Sunday, January 28, 2007
3 month update
It's amazing how every day results in new skills. I see him looking at something a certain way, or grabbing and shaking his plastic keys, and I think, "Wait, he can't do that!"
Baby Guy turned 3 months this week. I forgot until very late in the day that I should take pictures, so we ended up with p.j.s only, but he's still adorable.
Last Thursday and today we took Baby to the church nursery for his first times. He did great! The workers, one of whom adopted two boys from Buckner 30-some-odd years ago, were surprised that he did so well on his first time. It seems to throw him off a little for the rest of the day, but while he is in the nursery he is, as usual, a dream.

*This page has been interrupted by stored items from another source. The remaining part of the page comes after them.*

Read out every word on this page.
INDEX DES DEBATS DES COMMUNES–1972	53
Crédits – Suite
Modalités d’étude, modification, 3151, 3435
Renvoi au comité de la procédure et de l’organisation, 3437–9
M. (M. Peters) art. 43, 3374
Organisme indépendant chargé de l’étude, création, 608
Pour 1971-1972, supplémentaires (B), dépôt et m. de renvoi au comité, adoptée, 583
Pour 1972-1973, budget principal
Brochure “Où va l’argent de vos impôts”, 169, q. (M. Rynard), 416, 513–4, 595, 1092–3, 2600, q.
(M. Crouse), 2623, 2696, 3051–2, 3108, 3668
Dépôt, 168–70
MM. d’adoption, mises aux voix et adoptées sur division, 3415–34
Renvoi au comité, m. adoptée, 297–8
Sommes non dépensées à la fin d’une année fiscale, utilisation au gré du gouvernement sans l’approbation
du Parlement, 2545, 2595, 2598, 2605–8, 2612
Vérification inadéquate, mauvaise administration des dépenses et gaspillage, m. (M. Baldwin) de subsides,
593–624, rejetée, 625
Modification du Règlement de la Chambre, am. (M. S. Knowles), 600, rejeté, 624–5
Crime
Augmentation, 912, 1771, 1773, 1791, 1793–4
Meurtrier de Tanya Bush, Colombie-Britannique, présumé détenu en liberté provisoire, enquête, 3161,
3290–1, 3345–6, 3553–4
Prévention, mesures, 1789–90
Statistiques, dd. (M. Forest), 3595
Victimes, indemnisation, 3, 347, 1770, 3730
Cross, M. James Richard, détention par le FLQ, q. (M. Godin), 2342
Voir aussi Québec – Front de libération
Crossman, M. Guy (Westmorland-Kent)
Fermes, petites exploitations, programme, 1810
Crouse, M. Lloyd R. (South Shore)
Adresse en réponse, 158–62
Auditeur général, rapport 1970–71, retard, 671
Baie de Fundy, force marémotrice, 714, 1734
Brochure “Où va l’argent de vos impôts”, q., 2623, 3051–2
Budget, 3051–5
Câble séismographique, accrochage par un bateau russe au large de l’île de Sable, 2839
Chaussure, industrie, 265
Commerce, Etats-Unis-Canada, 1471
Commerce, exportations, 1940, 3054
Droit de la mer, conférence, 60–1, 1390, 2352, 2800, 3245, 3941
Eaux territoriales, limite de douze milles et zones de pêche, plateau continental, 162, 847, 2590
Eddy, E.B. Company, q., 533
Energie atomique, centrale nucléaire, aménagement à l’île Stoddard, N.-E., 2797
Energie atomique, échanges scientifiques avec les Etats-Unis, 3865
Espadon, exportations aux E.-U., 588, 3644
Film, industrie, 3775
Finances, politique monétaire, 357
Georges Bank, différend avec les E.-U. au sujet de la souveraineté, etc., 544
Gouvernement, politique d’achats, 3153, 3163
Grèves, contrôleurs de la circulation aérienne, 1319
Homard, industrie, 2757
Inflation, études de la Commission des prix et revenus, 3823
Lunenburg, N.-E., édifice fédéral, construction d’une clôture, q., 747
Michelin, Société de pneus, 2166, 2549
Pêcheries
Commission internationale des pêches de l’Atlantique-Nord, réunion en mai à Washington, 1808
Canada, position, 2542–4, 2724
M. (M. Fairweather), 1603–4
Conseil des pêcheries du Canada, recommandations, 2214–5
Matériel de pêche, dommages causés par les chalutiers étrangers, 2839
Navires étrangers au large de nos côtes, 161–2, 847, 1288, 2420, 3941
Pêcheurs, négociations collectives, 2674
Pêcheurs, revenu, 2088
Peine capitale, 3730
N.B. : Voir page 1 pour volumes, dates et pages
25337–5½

Last week I spent some time grieving over some adoption losses: the loss of having carried our precious son in my womb, the loss of a nursing relationship, and to some extent the loss of "normal." Some would argue that these aren't losses because they weren't something I had in the first place. I disagree. When you've made some assumptions for many years, like the assumptions that all of those things would have happened for me, it is a loss when you start to embrace the fact that it isn't happening. For various reasons these losses hit me last week and I'm glad I finally more fully processed them.
I think I've been very clear on all we've gained through adoption. I know Baby's birthparents have experienced even greater losses than I have - not negating that. Losses can't really be compared person to person, and I don't think they should be. Just trying to keep it real, here. If you'd rather not hear about it, maybe you'd best just look at the pictures - they're cute, huh?